Except that it wasn’t a terrible idea. “Investigate these ingredients carefully,” I said. “I want you to write down in exacting detail how to make a peanut butter and jelly sandwich. You will then read your instructions back to me, and I will attempt to construct one based on what you wrote. If you leave ANY room for ambiguity, I will seize on it, and you will fail. For example, if you tell me to: ‘pick up the knife…’ I will pick it up by the sharp end. You must explicitly state how to pick the knife up. Which hand, etc.”
Of course, they don’t “fail” for missing some innocuous step. There are other questions to consider:
- Are they are enjoying the test?
- Are they asking me questions?
- Are they digging in and looking at the ingredients?
- Oooh she’s drawing instructional illustrations!
That’s the test: Do they seek to understand the issue, engage the client and communicate effectively?

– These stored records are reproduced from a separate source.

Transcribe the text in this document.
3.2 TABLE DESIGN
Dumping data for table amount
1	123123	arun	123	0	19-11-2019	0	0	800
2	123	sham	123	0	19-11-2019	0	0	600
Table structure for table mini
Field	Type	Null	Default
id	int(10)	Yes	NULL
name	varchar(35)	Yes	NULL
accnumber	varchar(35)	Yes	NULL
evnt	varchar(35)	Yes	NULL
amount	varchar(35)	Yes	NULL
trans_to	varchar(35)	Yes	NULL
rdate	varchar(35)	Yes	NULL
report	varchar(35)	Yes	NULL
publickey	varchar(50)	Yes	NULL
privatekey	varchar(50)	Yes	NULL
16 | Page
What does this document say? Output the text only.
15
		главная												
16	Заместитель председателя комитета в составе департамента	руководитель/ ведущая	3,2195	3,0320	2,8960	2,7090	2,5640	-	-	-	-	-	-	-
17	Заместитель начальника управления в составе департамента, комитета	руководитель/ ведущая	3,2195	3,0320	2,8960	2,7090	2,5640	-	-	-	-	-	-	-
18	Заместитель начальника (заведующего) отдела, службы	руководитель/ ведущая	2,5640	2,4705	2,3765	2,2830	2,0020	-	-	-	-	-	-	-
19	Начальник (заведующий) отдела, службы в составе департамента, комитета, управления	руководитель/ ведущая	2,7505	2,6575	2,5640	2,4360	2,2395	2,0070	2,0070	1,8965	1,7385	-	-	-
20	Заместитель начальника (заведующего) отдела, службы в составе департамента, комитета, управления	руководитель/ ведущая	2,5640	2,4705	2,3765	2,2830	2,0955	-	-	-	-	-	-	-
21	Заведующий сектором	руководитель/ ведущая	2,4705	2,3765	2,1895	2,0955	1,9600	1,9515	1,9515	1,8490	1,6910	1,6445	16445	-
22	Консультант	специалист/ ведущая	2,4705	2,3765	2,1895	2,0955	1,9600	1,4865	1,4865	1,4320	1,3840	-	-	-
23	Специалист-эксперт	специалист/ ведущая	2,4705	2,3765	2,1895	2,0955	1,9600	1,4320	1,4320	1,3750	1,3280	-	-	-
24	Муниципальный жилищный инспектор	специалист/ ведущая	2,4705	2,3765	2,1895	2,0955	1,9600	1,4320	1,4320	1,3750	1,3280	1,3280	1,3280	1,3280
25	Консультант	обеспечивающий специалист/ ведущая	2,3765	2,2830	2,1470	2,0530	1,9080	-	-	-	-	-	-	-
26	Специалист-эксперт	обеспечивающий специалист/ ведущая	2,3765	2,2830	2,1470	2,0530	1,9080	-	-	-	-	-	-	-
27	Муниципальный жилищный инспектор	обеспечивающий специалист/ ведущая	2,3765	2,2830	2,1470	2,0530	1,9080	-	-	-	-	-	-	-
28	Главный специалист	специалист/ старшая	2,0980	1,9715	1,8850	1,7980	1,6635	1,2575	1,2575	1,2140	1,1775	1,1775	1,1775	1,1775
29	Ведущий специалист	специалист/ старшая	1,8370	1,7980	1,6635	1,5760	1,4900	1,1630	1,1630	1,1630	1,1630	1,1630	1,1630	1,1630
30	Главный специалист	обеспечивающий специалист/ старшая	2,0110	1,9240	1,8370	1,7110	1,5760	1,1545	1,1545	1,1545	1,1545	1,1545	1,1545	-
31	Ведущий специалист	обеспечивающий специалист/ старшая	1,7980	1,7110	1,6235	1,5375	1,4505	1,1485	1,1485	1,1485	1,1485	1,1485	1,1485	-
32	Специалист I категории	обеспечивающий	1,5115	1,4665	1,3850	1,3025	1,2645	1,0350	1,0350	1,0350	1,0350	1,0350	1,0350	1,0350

Most importantly, are they enjoying what they are doing?
Some have excelled at it. Others have found their skillsets lie elsewhere. But all felt better off for having tried. At least that’s what they told me.
But wait, one might ask, where is the code test? Where is the barrage of test questions on libraries and APIs?
Mind Over Machines stopped caring about one’s acronym history a long time ago. Five Years JSON? Three years Python? 10 years .NET? Snooze fest. Conventional development is commoditized.
This test isn’t the only thing we do in an interview, but it gives us a tremendous sense as to how someone will communicate and approach problems. Communication and problem solving are the key ingredients to tomorrow’s “software developers” – those that will graduate beyond slinging code.
The future is for those who can develop AND write AND speak AND collaborate, all while constantly determining new and innovative ways to solve business needs.